I was working a job fair where I met a recent college graduate. I was recruiting for an auto body company and she sheepishly approached our table and said, “I guess I don’t have the skills to work for you.”
After I let her know that we weren’t only looking for people to knock dents out, I replied, “Now, let’s talk about your approach. Don’t you eeeeeeever do that again.”
As a job recruitment consultant, I want to satisfy two parties—the employer and the job seeker. In order to do that, I need “recruitable” candidates—people who make me want to advocate their employment.
As a college student, there are five areas where you can make yourself recruitable:
In most cases, a résumé is the first contact an employer has with a candidate. That’s why it is so important to make sure certain elements stand out. For you, the college student, those elements include: the GPA, student organizational involvement, work study or off-campus job(s), and references.
Let’s dig in a little more. Let’s say you don’t have a GPA over 2.7. You can make up for that by showing great student organizational involvement and/or great performance on the job, whether it is work study or an off-campus job. Understand that the résumés of students with high GPAs automatically go to the top of the pile. Still, great leadership skills through work outside of the classroom is valued.
In the case of student organizational involvement, you should be able to demonstrate bottom line success. You can show such success through membership increases, fundraising results, volunteer hours, awards, etc. These kinds of quantifiable results, in the workforce, are called productivity. FYI, you don’t need a title to show great leadership skills; but be prepared to prove how you contributed to your group’s success.
Notice that I described the graduate who approached me at the job fair as “sheepish.” Making a great impression is important. I would have reacted differently had the first words out of her mouth been, “My name is (blank) and I have a degree in (blank). Working at a car repair shop has never crossed my mind but I was wondering if you had anything available in my field.”
It goes without saying that confidence establishes a great presence. Make sure you look clean. Employers always remember students whose clothes are pressed as well as those who smile, speak clearly and loudly, use correct grammar, and show great posture.
Great speakers are almost always highly recruitable. I encourage you to take public speaking classes at your college or university, because it is a great way to strengthen your interpersonal communication skills. This is especially important for the job fair environment where projection and articulation are sorely needed. As a public speaking coach, I focus heavily on these two specific elements, because it is difficult to make an impression when people can’t hear or understand what you say in a crowded room.
Slouching, scowling, etc. are major pet peeves of mine. When I had a sour look on my face, people would tell me that no one cared what kind of day I was having. They were right. Body language such as poor posture, blank looks, and dragging feet communicate a poor attitude and/or low self-esteem. Even if you smile while you drag your feet, you’re still dragging your feet!
Let’s look at it from my side of the table, as a recruiter. If I am conducting interviews and three out of every five candidate walked in looking like they wanted to brighten my day, who do you think I will remember (for the right reasons)?
Take advantage of etiquette classes or workshops. Learning to do things such as shake hands and eat properly go a long way in dealing with recruiters and employers.

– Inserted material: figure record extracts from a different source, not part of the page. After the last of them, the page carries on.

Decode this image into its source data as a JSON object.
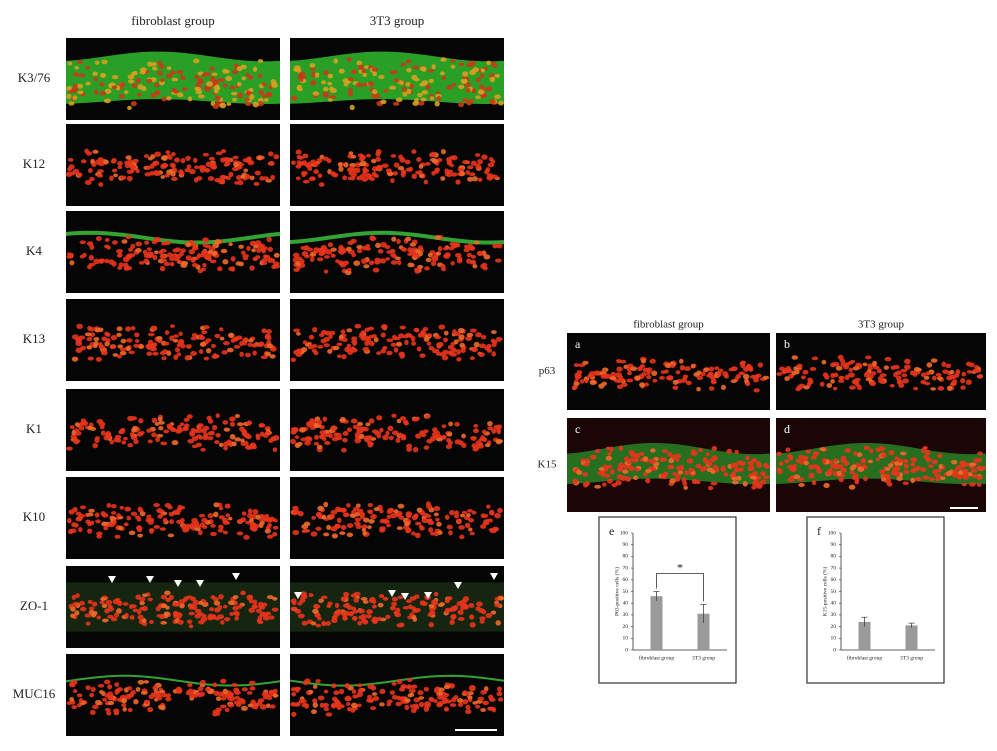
{
  "figure": {
    "left": {
      "columns": [
        "fibroblast group",
        "3T3 group"
      ],
      "rows": [
        "K3/76",
        "K12",
        "K4",
        "K13",
        "K1",
        "K10",
        "ZO-1",
        "MUC16"
      ]
    },
    "right": {
      "columns": [
        "fibroblast group",
        "3T3 group"
      ],
      "rows": [
        "p63",
        "K15"
      ],
      "panel_letters": [
        "a",
        "b",
        "c",
        "d"
      ]
    }
  },
  "chart_data": [
    {
      "type": "bar",
      "panel_letter": "e",
      "y_label": "P63-positive cells (%)",
      "categories": [
        "fibroblast group",
        "3T3 group"
      ],
      "values": [
        46,
        31
      ],
      "errors": [
        4,
        8
      ],
      "color": "#9a9a9a",
      "ylim": [
        0,
        100
      ],
      "yticks": [
        0,
        10,
        20,
        30,
        40,
        50,
        60,
        70,
        80,
        90,
        100
      ],
      "annotation": "*"
    },
    {
      "type": "bar",
      "panel_letter": "f",
      "y_label": "K15-positive cells (%)",
      "categories": [
        "fibroblast group",
        "3T3 group"
      ],
      "values": [
        24,
        21
      ],
      "errors": [
        4,
        2
      ],
      "color": "#9a9a9a",
      "ylim": [
        0,
        100
      ],
      "yticks": [
        0,
        10,
        20,
        30,
        40,
        50,
        60,
        70,
        80,
        90,
        100
      ]
    }
  ]
}
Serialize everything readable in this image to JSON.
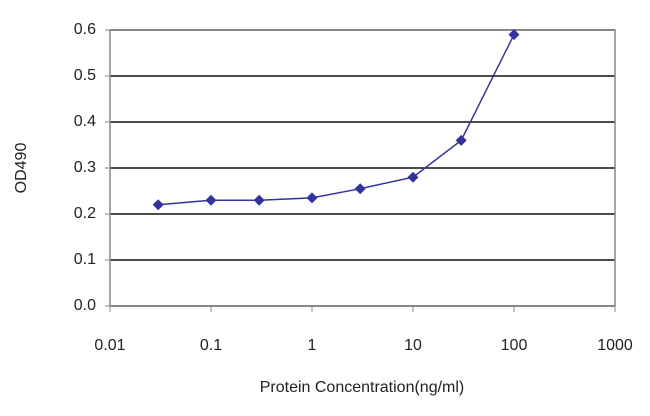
{
  "chart_data": {
    "type": "line",
    "x_label": "Protein Concentration(ng/ml)",
    "y_label": "OD490",
    "x": [
      0.03,
      0.1,
      0.3,
      1,
      3,
      10,
      30,
      100
    ],
    "values": [
      0.22,
      0.23,
      0.23,
      0.235,
      0.255,
      0.28,
      0.36,
      0.59
    ],
    "color": "#3333a0",
    "xscale": "log",
    "xlim": [
      0.01,
      1000
    ],
    "xticks": [
      0.01,
      0.1,
      1,
      10,
      100,
      1000
    ],
    "ylim": [
      0,
      0.6
    ],
    "yticks": [
      {
        "value": 0,
        "label": "0.0"
      },
      0.1,
      0.2,
      0.3,
      0.4,
      0.5,
      0.6
    ],
    "grid": true
  }
}
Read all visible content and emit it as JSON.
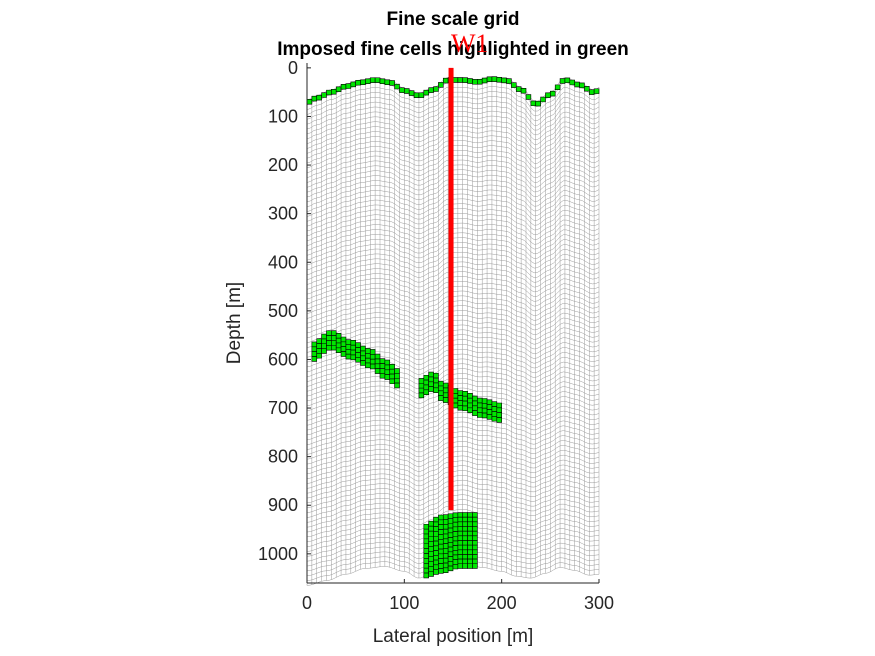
{
  "chart_data": {
    "type": "grid",
    "title": [
      "Fine scale grid",
      "Imposed fine cells highlighted in green"
    ],
    "xlabel": "Lateral position [m]",
    "ylabel": "Depth [m]",
    "xlim": [
      0,
      300
    ],
    "ylim": [
      1060,
      -10
    ],
    "xticks": [
      "0",
      "100",
      "200",
      "300"
    ],
    "xtick_values": [
      0,
      100,
      200,
      300
    ],
    "yticks": [
      "0",
      "100",
      "200",
      "300",
      "400",
      "500",
      "600",
      "700",
      "800",
      "900",
      "1000"
    ],
    "ytick_values": [
      0,
      100,
      200,
      300,
      400,
      500,
      600,
      700,
      800,
      900,
      1000
    ],
    "grid_nx": 60,
    "grid_nz": 100,
    "top_surface": {
      "x": [
        0,
        10,
        25,
        40,
        55,
        70,
        85,
        100,
        115,
        130,
        145,
        160,
        175,
        190,
        205,
        220,
        235,
        250,
        265,
        280,
        295,
        300
      ],
      "depth": [
        66,
        57,
        45,
        33,
        25,
        20,
        25,
        42,
        52,
        40,
        20,
        20,
        24,
        18,
        21,
        40,
        70,
        50,
        20,
        30,
        46,
        40
      ]
    },
    "bottom_surface": {
      "x": [
        0,
        20,
        40,
        60,
        80,
        100,
        115,
        130,
        145,
        160,
        180,
        200,
        215,
        230,
        245,
        260,
        275,
        290,
        300
      ],
      "depth": [
        1065,
        1055,
        1042,
        1030,
        1026,
        1036,
        1050,
        1038,
        1022,
        1018,
        1028,
        1036,
        1046,
        1050,
        1040,
        1028,
        1034,
        1044,
        1042
      ]
    },
    "imposed_cells": [
      {
        "name": "top layer",
        "x_range": [
          0,
          300
        ],
        "depth_top": "top surface",
        "thickness": 10
      },
      {
        "name": "left dipping band",
        "x": [
          5,
          25,
          45,
          65,
          80,
          95
        ],
        "depth_top": [
          565,
          540,
          560,
          578,
          600,
          620
        ],
        "thickness": 35
      },
      {
        "name": "right dipping band",
        "x": [
          115,
          130,
          140,
          160,
          180,
          200
        ],
        "depth_top": [
          640,
          625,
          648,
          665,
          680,
          690
        ],
        "thickness": 35
      },
      {
        "name": "lower block",
        "x_range": [
          120,
          175
        ],
        "depth_top": [
          940,
          920,
          915,
          915
        ],
        "depth_bottom": [
          1050,
          1040,
          1030,
          1030
        ]
      }
    ],
    "well": {
      "name": "W1",
      "x": 148,
      "depth_range": [
        0,
        910
      ],
      "color": "#ff0000"
    },
    "colors": {
      "grid_line": "#9a9a9a",
      "imposed_fill": "#00e600",
      "imposed_edge": "#000000",
      "well": "#ff0000",
      "axis": "#262626"
    }
  }
}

We also monitor students’ social skills online. No, I will not lecture you about your social media presence. Instead, I’ll give you an example of how sneaky I am.
I conduct a social media presentation called “TMI: From #EpicFail to Career Success”. I spoke to a group of well-dressed, well-groomed, well-behaved student athletes only to show them how trifling some of them presented themselves online. Yes, unbeknownst to them, I found some of their stuff and put it on a nice, big screen for them and their peers to see. It only took about five minutes of Googling each victim to get what I wanted. It was great that they showed nice social skills for my presentation but what I found online told me otherwise.
I have a secret. Your social media accounts, web sites, profiles, etc. all count as your public presence.
The biggest thing to remember about being recruitable is to not wait until a job interview or the next job fair. Recruiters and employers are watching all the time. Enhance your “recruitability” through counseling at your campus career center. Use what you learn to create a strong presence.